この検査では、血管の中の血流の状態や血栓の有無を詳しく調べることができます。
エコー検査で、痛みを伴う場所に血栓を伴う静脈瘤を確認できれば診断できます。
痛みもなく、短時間で終わる検査なので、患者さんへの負担も少なくて済みます。
血栓の大きさや位置、血流への影響なども正確に把握できるため、治療方針を決める上で欠かせない検査です。
深部静脈血栓症との鑑別
血栓性静脈炎の診断で重要なのは、深部静脈血栓症との区別です。
深部静脈血栓症は、体の奥にある太い静脈に血栓ができる病気で、肺塞栓症という命に関わる合併症を起こす可能性があります。
表在性の血栓性静脈炎であれば、適切な治療により比較的安全に治すことができますが、深部静脈血栓症の場合は、より積極的な治療が必要になります。

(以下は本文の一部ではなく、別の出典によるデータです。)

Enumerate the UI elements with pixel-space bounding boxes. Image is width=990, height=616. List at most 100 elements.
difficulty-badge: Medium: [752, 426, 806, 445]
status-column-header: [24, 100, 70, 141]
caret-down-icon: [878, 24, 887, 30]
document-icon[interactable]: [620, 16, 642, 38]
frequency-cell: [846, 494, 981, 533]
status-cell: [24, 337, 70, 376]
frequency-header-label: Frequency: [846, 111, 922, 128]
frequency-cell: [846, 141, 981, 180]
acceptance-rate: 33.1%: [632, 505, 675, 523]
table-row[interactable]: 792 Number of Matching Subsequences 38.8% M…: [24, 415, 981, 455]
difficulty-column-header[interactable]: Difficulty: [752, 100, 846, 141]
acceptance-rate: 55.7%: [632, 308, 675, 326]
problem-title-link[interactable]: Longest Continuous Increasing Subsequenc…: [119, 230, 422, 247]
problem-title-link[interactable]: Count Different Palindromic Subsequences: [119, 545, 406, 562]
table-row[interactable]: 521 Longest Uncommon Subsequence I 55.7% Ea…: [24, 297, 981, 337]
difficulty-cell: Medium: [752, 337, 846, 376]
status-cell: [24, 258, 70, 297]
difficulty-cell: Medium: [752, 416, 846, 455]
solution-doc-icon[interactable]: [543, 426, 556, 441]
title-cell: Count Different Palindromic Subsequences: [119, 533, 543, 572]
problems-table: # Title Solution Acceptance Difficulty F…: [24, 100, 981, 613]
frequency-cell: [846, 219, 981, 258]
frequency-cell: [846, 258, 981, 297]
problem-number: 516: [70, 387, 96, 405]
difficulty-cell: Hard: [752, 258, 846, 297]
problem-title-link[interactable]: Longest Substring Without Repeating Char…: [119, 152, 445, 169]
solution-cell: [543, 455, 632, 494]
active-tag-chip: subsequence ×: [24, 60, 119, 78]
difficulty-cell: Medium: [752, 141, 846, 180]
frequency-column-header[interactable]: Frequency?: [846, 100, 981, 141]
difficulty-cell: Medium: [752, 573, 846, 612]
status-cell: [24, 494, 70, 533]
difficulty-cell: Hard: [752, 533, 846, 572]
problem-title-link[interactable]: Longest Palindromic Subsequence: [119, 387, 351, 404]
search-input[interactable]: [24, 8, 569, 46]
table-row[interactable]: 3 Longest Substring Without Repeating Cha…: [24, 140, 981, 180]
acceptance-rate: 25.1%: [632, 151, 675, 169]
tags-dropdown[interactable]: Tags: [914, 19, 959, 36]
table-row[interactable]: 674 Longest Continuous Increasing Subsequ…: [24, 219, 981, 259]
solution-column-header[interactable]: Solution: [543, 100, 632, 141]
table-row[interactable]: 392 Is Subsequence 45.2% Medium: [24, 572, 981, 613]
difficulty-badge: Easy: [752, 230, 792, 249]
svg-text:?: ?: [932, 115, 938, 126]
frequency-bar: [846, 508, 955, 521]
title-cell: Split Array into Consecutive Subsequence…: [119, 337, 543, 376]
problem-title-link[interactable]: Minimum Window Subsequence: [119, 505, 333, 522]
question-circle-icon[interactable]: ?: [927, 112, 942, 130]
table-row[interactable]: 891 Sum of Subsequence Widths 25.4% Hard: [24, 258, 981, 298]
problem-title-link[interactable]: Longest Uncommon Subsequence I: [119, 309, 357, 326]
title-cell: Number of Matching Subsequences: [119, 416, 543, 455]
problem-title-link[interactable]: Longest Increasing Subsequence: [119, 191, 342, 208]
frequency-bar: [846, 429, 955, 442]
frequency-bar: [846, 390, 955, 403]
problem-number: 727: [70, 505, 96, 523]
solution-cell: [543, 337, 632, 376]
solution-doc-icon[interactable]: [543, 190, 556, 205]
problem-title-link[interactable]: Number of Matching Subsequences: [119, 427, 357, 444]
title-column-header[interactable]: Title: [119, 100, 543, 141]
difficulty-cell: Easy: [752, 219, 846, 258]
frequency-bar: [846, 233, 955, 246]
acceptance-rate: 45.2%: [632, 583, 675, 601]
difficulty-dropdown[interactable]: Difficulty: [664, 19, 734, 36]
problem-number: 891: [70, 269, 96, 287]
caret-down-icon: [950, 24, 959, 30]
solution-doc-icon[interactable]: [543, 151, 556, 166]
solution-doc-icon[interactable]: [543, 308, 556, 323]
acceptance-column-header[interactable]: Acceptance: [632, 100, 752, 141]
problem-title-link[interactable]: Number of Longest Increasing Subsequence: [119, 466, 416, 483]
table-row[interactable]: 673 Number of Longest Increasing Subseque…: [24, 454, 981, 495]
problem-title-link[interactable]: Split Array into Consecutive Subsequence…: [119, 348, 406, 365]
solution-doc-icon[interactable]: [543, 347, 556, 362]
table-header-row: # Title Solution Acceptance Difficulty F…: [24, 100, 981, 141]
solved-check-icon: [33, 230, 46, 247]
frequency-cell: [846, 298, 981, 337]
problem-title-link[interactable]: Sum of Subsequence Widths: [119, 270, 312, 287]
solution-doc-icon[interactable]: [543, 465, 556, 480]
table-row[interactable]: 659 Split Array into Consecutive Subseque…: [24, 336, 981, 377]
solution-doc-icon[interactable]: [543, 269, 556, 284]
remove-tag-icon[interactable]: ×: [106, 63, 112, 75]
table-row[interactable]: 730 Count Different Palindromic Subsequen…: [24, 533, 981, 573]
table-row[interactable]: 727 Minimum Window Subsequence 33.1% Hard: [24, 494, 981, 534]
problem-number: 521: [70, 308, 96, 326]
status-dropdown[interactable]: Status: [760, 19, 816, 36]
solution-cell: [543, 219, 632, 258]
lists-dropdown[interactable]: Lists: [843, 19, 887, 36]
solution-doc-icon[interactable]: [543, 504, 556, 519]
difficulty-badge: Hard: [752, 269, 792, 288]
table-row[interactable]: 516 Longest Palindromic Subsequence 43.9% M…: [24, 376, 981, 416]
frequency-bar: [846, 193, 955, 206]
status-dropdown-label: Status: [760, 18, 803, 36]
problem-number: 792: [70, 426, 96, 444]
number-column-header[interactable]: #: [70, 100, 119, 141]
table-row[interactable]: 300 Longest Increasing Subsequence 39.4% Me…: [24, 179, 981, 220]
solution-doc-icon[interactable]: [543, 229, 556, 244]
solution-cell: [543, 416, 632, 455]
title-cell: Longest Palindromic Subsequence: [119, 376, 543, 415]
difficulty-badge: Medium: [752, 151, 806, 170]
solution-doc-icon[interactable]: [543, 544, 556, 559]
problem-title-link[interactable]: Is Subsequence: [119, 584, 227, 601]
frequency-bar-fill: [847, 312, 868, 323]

超音波検査により、どちらのタイプなのかを正確に判断することが重要です。
【血栓性静脈炎の治療と予防】適切な対処で早期回復

血栓性静脈炎の治療は、症状の程度や血栓の位置によって選択されます。
多くの場合、適切な治療により症状は改善し、重篤な合併症を避けることができます。
早期の適切な治療が、早期回復の鍵となります。
保存的治療(お薬による治療)
軽度から中等度の血栓性静脈炎では、まず保存的治療から開始します。
非ステロイド性抗炎症薬(NSAIDs)という痛み止めと炎症を抑える薬を使用します。
これにより痛みや腫れ、赤みなどの症状が軽減されます。
なお、この血栓は脳梗塞や心筋梗塞の原因となる血栓とは性質が異なります。そのため、下肢静脈瘤があることで脳梗塞などのリスクが上がるわけではありません。また、基本的に抗凝固薬(血液をサラサラにする薬)は必要ありません。
圧迫療法とその効果
弾性ストッキングや弾性包帯による圧迫療法も重要な治療法の一つです。
適度な圧迫を加えることで、血液の流れを改善し、症状の軽減を図ります。
歩行時の痛みも軽減されることが多く、日常生活への早期復帰につながります。
ただし、圧迫の強さや方法については、必ず医師の指導のもとで行うことが大切です。
日常生活での予防法
血栓性静脈炎の予防には、日常生活での注意が重要です。
長時間同じ姿勢を避け、定期的に足首を動かしたり、軽い運動を心がけたりしましょう。
水分補給をしっかりと行い、脱水状態を避けることも大切です。
下肢静脈瘤がある方は、弾性ストッキングの着用を習慣にすることをお勧めします。
体重管理や禁煙も、血栓形成のリスクを下げる効果があります。
足を高く上げて休んだり、マッサージを行ったりすることで、血液の流れを良くすることも予防につながります。
専門医による定期的なフォローアップ
血栓性静脈炎を経験された方は、再発の可能性もあるため、定期的な専門医でのチェックが重要です。
超音波検査により血管の状態を確認し、必要に応じて治療内容を調整します。
下肢静脈瘤の根本的な治療についても、専門医と相談しながら最適なタイミングを決めていきましょう。
【まとめ】
血栓性静脈炎は、下肢静脈瘤の合併症として起こる症状ですが、適切な診断と治療により改善が期待できます。
足の血管周辺に痛みや赤み、腫れが現れた場合は、早めに血管外科や下肢静脈瘤の専門医を受診することが大切です。
正しい知識を持ち、予防に努めることで、快適な日常生活を送ることができるでしょう。
気になる症状がある方は、一人で悩まず、ぜひ専門医にご相談ください。